Starring Cate Blanchett in the title role, Todd Field’s TÁR received a six-minute standing ovation when it was premiered at the Venice Film Festival on 1 September. Deutsche Grammophon’s groundbreaking concept album, released today digitally and on CD, captures the process of music-making that lies at the heart of the film. The tracklist ranges from extracts from the Elgar Cello Concerto and Mahler’s Fifth Symphony to a series of stunning new works by Hildur Guðnadóttir. A video for one of these, “Mortar”, will be released by DG on 11 November. Having opened in select US cinemas earlier this month, the film will open wide in the US on 28 October, with international release dates to follow in early 2023. A vinyl edition of the concept album will be issued on 20 January 2023.
Written and directed by three-time Oscar-nominated filmmaker Todd Field, and starring two-time Oscar winner Cate Blanchett (“utterly magnetic … a colossal performance” The Guardian) TÁR tells the story of high-powered composer-conductor Lydia Tár. DG’s concept album complements the film by inviting listeners to experience what Field refers to as “the messiness” of the work involved in preparing classical music for performance, via a combination of audio glimpses from real-life recording sessions, sequences from fictional rehearsals, music listened to by the film’s characters, and completed versions of the music on which we see Lydia working.
Blanchett can be heard on the album conducting rehearsals of Mahler’s Fifth Symphony (as Lydia Tár) with great skill. She describes her collaboration with the Dresdner Philharmonie and its concertmaster Wolfgang Hentrich as “a great, and life-changing, privilege”. “How truly blessed I am,” adds Blanchett, “to have my name appear anywhere near this ridiculously talented assembly of musicians.” Her skill as a pianist is on evidence here too, as she performs a Prelude from Bach’s Well-tempered Clavier as part of one of Tár’s teaching sessions.
The album also features extracts from the Elgar Cello Concerto, played by young British cellist and actress Sophie Kauer and the London Symphony Orchestra, conducted by Natalie Murray Beale. These are interspersed with working conversations from the Abbey Road sessions, giving listeners a brief glimpse behind the scenes.
Adding some non-classical touches to Field’s musical script are jazz standard Here’s That Rainy Day (Burke/Van Heusen) – performed by the New Trombone Collective with soloist Al Kay, conducted by Martijn Sohler – and shaman Elisa Vargas Fernández’s icaro Cura Mente, whose purpose is to illustrate Tár’s history in Shipibo-Konibo ethnomusicological fieldwork.

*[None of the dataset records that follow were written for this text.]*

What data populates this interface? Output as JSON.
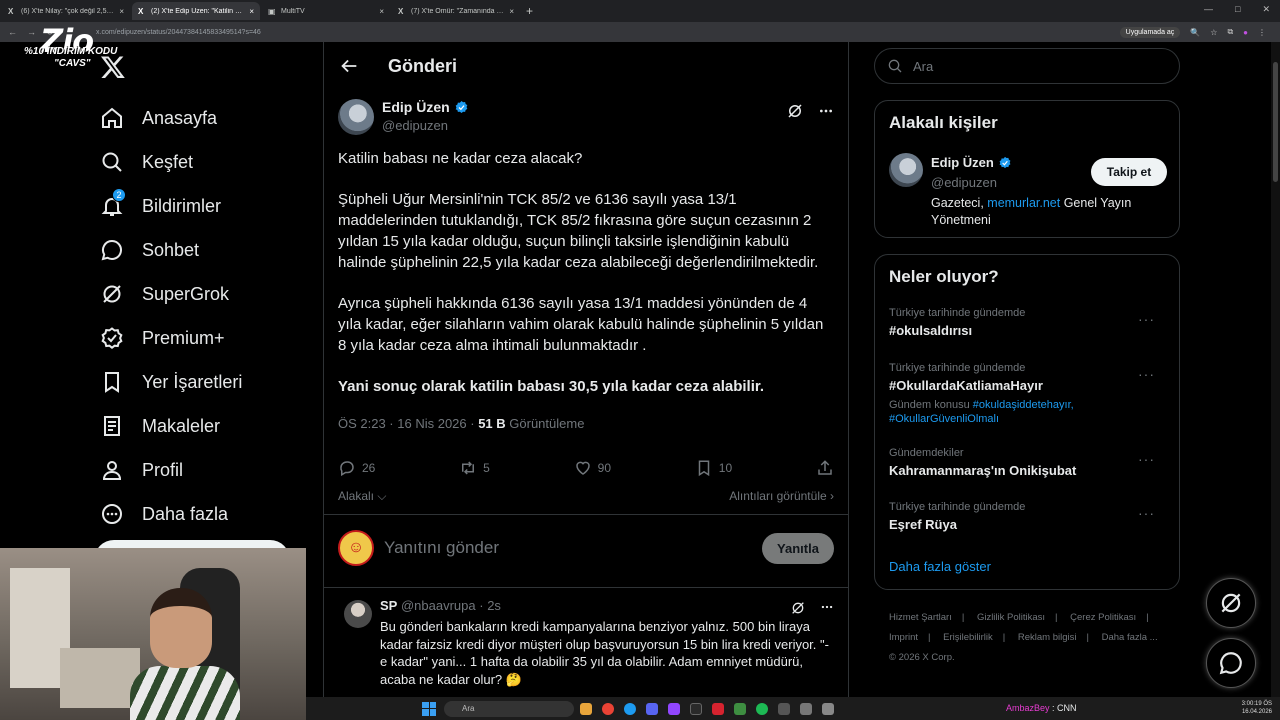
{
  "browser": {
    "tabs": [
      {
        "label": "(6) X'te Nilay: \"çok değil 2,5 se",
        "active": false
      },
      {
        "label": "(2) X'te Edip Üzen: \"Katilin baba",
        "active": true
      },
      {
        "label": "MultiTV",
        "active": false
      },
      {
        "label": "(7) X'te Ömür: \"Zamanında ken",
        "active": false
      }
    ],
    "url": "x.com/edipuzen/status/2044738414583349514?s=46",
    "app_link": "Uygulamada aç"
  },
  "promo": {
    "logo": "Zio",
    "line1": "%10 İNDİRİM KODU",
    "line2": "\"CAVS\""
  },
  "nav": {
    "items": [
      {
        "label": "Anasayfa",
        "icon": "home-icon"
      },
      {
        "label": "Keşfet",
        "icon": "search-icon"
      },
      {
        "label": "Bildirimler",
        "icon": "bell-icon",
        "badge": "2"
      },
      {
        "label": "Sohbet",
        "icon": "chat-icon"
      },
      {
        "label": "SuperGrok",
        "icon": "grok-icon"
      },
      {
        "label": "Premium+",
        "icon": "premium-icon"
      },
      {
        "label": "Yer İşaretleri",
        "icon": "bookmark-icon"
      },
      {
        "label": "Makaleler",
        "icon": "article-icon"
      },
      {
        "label": "Profil",
        "icon": "profile-icon"
      },
      {
        "label": "Daha fazla",
        "icon": "more-circle-icon"
      }
    ]
  },
  "post": {
    "header_title": "Gönderi",
    "author_name": "Edip Üzen",
    "author_handle": "@edipuzen",
    "paragraphs": [
      "Katilin babası ne kadar ceza alacak?",
      "Şüpheli Uğur Mersinli'nin TCK 85/2 ve 6136 sayılı yasa 13/1 maddelerinden tutuklandığı, TCK 85/2 fıkrasına göre suçun cezasının 2 yıldan 15 yıla kadar olduğu, suçun bilinçli taksirle işlendiğinin kabulü halinde şüphelinin 22,5 yıla kadar ceza alabileceği değerlendirilmektedir.",
      "Ayrıca şüpheli hakkında 6136 sayılı yasa 13/1 maddesi yönünden de 4 yıla kadar, eğer silahların vahim olarak kabulü halinde şüphelinin 5 yıldan 8 yıla kadar ceza alma ihtimali bulunmaktadır .",
      "Yani sonuç olarak katilin babası 30,5 yıla kadar ceza alabilir."
    ],
    "time": "ÖS 2:23 · 16 Nis 2026 · ",
    "views": "51 B",
    "views_label": " Görüntüleme",
    "replies": "26",
    "reposts": "5",
    "likes": "90",
    "bookmarks": "10",
    "relevance": "Alakalı",
    "quotes": "Alıntıları görüntüle",
    "reply_placeholder": "Yanıtını gönder",
    "reply_button": "Yanıtla"
  },
  "reply": {
    "name": "SP",
    "handle": "@nbaavrupa",
    "time": "2s",
    "text": "Bu gönderi bankaların kredi kampanyalarına benziyor yalnız. 500 bin liraya kadar faizsiz kredi diyor müşteri olup başvuruyorsun 15 bin lira kredi veriyor. \"-e kadar\" yani... 1 hafta da olabilir 35 yıl da olabilir. Adam emniyet müdürü, acaba ne kadar olur? 🤔"
  },
  "sidebar": {
    "search_placeholder": "Ara",
    "related_title": "Alakalı kişiler",
    "related_name": "Edip Üzen",
    "related_handle": "@edipuzen",
    "follow": "Takip et",
    "bio_pre": "Gazeteci, ",
    "bio_link": "memurlar.net",
    "bio_post": " Genel Yayın Yönetmeni",
    "trends_title": "Neler oluyor?",
    "trends": [
      {
        "context": "Türkiye tarihinde gündemde",
        "name": "#okulsaldırısı"
      },
      {
        "context": "Türkiye tarihinde gündemde",
        "name": "#OkullardaKatliamaHayır",
        "sub_pre": "Gündem konusu ",
        "sub_tags": "#okuldaşiddetehayır, #OkullarGüvenliOlmalı"
      },
      {
        "context": "Gündemdekiler",
        "name": "Kahramanmaraş'ın Onikişubat"
      },
      {
        "context": "Türkiye tarihinde gündemde",
        "name": "Eşref Rüya"
      }
    ],
    "show_more": "Daha fazla göster",
    "footer": [
      "Hizmet Şartları",
      "Gizlilik Politikası",
      "Çerez Politikası",
      "Imprint",
      "Erişilebilirlik",
      "Reklam bilgisi",
      "Daha fazla ...",
      "© 2026 X Corp."
    ]
  },
  "taskbar": {
    "search": "Ara",
    "stream_name": "AmbazBey",
    "stream_suffix": " : CNN",
    "time": "3:00:19 ÖS",
    "date": "16.04.2026"
  },
  "colors": {
    "accent": "#1d9bf0",
    "background": "#000000",
    "border": "#2f3336",
    "muted": "#71767b"
  }
}
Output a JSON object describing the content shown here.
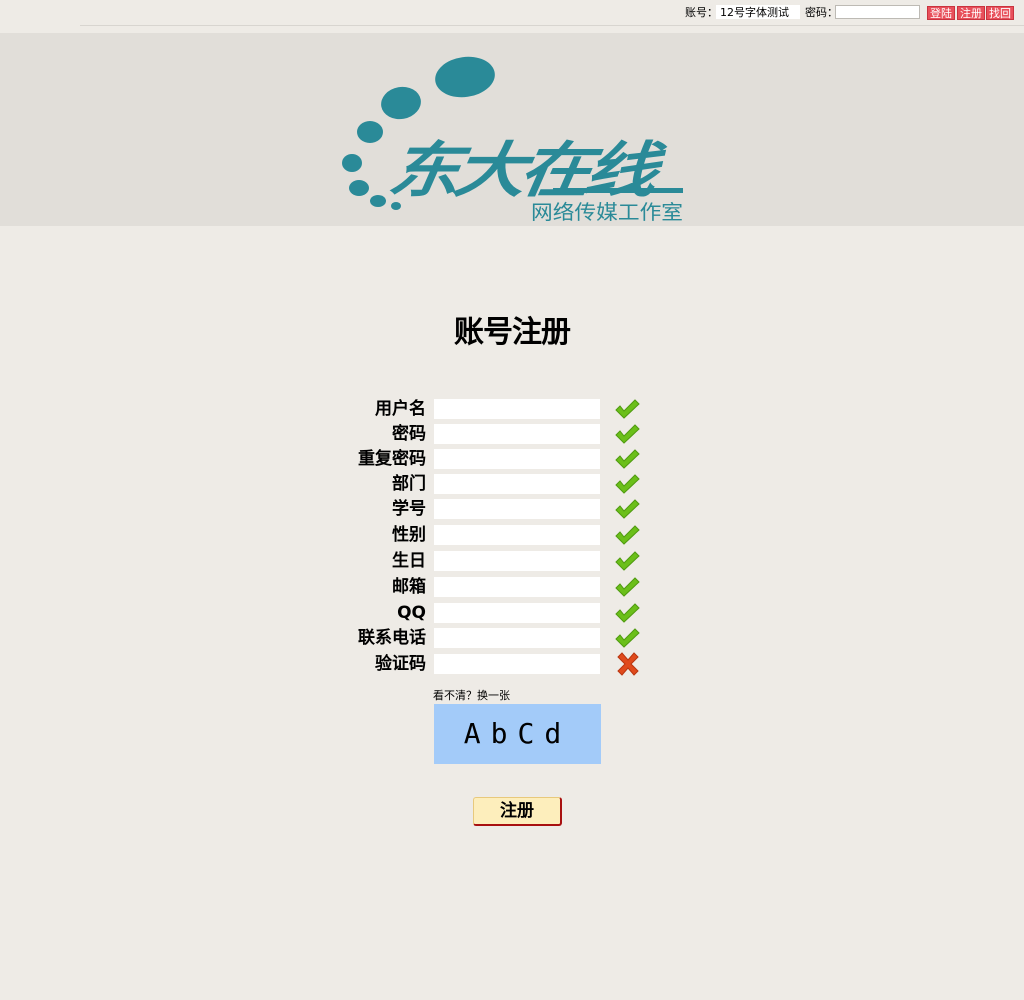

Central to both film and concept album is the new music written by DG artist and Oscar and two-time Grammy winner Guðnadóttir, who worked closely with Field from the very early stages of the filmmaking. The album opens with a voice memo she sang to set down what became the main melody of For Petra, the composition on which Tár is working. It also includes part of the recording session for the orchestral version of the work. This is performed by the London Contemporary Orchestra and conductor Robert Ames, and framed by words spoken by the composer. Soloists from the LCO are also heard in the sombre, disquieting Tár for string quartet
Another piece by Guðnadóttir included here is the equally unsettling Mortar, which is performed on cello by the composer. This track now has its own video, specially filmed by Field. “The idea was born from conversations with Cate Blanchett,” explains the director. “This piece of film was conceived as an in-between place for the main character to fall into herself. A place where the natural laws of her waking state do not apply. The shooting process involved all cast members, and was photographed at the end of each day during principal photography in Berlin and South East Asia in 2021. In September 2022 Hildur and I met again in Berlin where she stepped back into this place and bound herself to the other players.”
Guðnadóttir was fascinated by Field’s script as soon as she read it, with its focus on the inner workings of the music-making process and the emotional and psychological elements that invisibly influence composition and performance. “It’s been a real privilege to get to do a deep dive into the multifaceted process of making music with the wonderful artists that manned all the TÁR posts,” she says. “And to get to release the music in a parallel world that is our reality, where we hear music they are writing and rehearsing in the film.”